The Democratic National Committee announced that Fox News will not host any of its presidential primary debates in the 2019-2020 cycle, citing an article in The New Yorker that characterized the outlet as an agent of the White House. (CNBC)
* Trump fires back at DNC (USA Today)
Trump's former personal lawyer and fixer Michael Cohen gave the House Intelligence Committee documents that reveal alleged editing to the statement he used to lie to Congress in 2017 about efforts to build a Trump Tower in Moscow. (CNBC)
* Cohen told lawyer to seek Trump pardon (WSJ)
* Trump's former campaign chief Manafort to be sentenced today for bank and tax fraud (Reuters)
Alex Trebek, longtime "Jeopardy!" host, revealed that he has been diagnosed with stage 4 pancreatic cancer. "Normally, the prognosis for this is not very encouraging, but I'm going to fight this, and I'm going to keep working," he said. (NBC News)
The Amazon (AMZN), J.P. Morgan (JPM), and Berkshire Hathaway (BRK) health-care joint venture finally has a name: Haven. Prior to the big reveal, many industry insiders referred to the venture as "ABC" or "ABJ." (CNBC)
* Health records giant Epic temporarily halts additions to its app store because of privacy concerns (CNBC)
Amazon (AMZN) will close all of its 87 pop-up locations in the U.S. in April. The company is also planning to open dozens of grocery stores and potentially thousands of Amazon Go stores, according to earlier reports. (CNBC)
* Dollar Tree to close up to 390 Family Dollar stores (CNBC)

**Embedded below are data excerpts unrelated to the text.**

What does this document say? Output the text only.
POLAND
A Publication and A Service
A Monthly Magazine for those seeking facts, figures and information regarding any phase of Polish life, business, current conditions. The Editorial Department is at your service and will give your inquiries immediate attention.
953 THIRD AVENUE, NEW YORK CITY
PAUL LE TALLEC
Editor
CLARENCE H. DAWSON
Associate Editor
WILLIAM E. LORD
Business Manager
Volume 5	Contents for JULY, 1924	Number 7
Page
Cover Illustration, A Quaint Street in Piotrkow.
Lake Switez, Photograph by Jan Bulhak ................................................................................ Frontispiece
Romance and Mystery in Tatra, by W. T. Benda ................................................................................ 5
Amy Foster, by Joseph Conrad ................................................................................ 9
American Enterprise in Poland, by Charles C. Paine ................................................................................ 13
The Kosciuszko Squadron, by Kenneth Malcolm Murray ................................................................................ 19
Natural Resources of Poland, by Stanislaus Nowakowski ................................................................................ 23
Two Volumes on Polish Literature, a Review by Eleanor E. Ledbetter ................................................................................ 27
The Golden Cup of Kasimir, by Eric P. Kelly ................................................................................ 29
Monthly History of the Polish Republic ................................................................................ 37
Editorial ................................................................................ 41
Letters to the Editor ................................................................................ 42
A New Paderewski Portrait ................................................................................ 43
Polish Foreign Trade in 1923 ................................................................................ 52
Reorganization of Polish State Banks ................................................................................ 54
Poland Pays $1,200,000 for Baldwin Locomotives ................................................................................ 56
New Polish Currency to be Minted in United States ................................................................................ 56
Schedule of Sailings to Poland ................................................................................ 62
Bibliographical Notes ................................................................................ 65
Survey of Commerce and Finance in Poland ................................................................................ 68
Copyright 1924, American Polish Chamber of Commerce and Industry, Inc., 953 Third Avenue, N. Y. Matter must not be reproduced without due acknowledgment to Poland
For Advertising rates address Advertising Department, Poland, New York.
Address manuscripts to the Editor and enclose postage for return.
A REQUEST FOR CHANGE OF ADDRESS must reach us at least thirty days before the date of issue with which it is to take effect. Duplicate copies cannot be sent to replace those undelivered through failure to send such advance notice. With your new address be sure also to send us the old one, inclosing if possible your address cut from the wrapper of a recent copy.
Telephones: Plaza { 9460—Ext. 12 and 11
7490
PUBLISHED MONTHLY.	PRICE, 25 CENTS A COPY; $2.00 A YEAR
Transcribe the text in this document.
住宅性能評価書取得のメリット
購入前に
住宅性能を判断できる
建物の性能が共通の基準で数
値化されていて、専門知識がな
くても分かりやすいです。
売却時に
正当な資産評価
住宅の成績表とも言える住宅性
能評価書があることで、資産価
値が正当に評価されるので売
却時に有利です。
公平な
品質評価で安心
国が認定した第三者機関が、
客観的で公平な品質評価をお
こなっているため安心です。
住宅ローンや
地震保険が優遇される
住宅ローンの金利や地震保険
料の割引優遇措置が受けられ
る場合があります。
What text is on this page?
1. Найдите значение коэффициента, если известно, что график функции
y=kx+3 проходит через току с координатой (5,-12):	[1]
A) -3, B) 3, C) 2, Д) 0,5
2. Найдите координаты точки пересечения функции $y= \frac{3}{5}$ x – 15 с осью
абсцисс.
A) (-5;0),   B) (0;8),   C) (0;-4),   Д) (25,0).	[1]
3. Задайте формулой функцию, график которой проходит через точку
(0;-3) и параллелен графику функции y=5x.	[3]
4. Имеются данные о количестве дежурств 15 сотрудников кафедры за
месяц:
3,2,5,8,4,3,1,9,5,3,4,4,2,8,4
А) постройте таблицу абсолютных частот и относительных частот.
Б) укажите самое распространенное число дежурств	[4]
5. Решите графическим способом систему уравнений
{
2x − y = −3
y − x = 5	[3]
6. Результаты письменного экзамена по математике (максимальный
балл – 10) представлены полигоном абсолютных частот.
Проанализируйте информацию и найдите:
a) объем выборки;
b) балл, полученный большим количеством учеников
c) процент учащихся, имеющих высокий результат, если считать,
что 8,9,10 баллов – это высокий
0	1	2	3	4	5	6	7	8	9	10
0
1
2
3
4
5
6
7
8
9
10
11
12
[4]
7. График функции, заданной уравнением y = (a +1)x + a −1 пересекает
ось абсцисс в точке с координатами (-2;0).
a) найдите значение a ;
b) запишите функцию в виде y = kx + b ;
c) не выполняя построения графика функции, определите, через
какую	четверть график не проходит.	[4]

Sears is back into court, less than one month after emerging from bankruptcy protection. The retailer was sued by Stanley Black & Decker, which accused it of breach of contract and trademark infringement. (Reuters)
American Eagle Outfitters (AEO) reported quarterly profit of 43 cents per share, beating estimates by a penny. However, the apparel retailer's revenue fell slightly short of Wall Street forecasts. American Eagle also forecast weaker-than-expected current quarter profit, as it spends more on marketing and new store openings.
Allergan (AGN) said a new treatment for depression failed in three late-stage studies, and the drugmaker added that it was deeply disappointed in the results. Billionaire hedge fund manager David Tepper has been pushing Allergan, which also makes Botox, to consider selling itself.
General Electric (GE) has hired an investment bank to explore a possible sale of its stake in a renewable energy joint venture, according to a Reuters report. GE is partners with Italy's Enel in the venture, and the stake is said to be worth more than $1 billion.
Qualcomm (QCOM) is getting some help from the Defense and Energy departments in its dispute with the FTC over smartphone royalties, according to the Wall Street Journal, supporting Qualcomm's contention that losses in a court battle could hurt its ability to compete with China's Huawei.
Apple (AAPL) has announced it's bringing 1,200 employees to a San Diego office over the next three years, growing its presence right in the backyard of its current legal rival Qualcomm.
Anheuser-Busch InBev (BUD) was downgraded to sector perform from top pick at RBC Capital Markets in a valuation call, among other factors.
Idris Elba is Warner Bros. choice to replace Will Smith as Deadshot in the "Suicide Squad" sequel, according to Variety. The original film was a massive box office success when it hit theaters in 2016, grossing $746 million worldwide.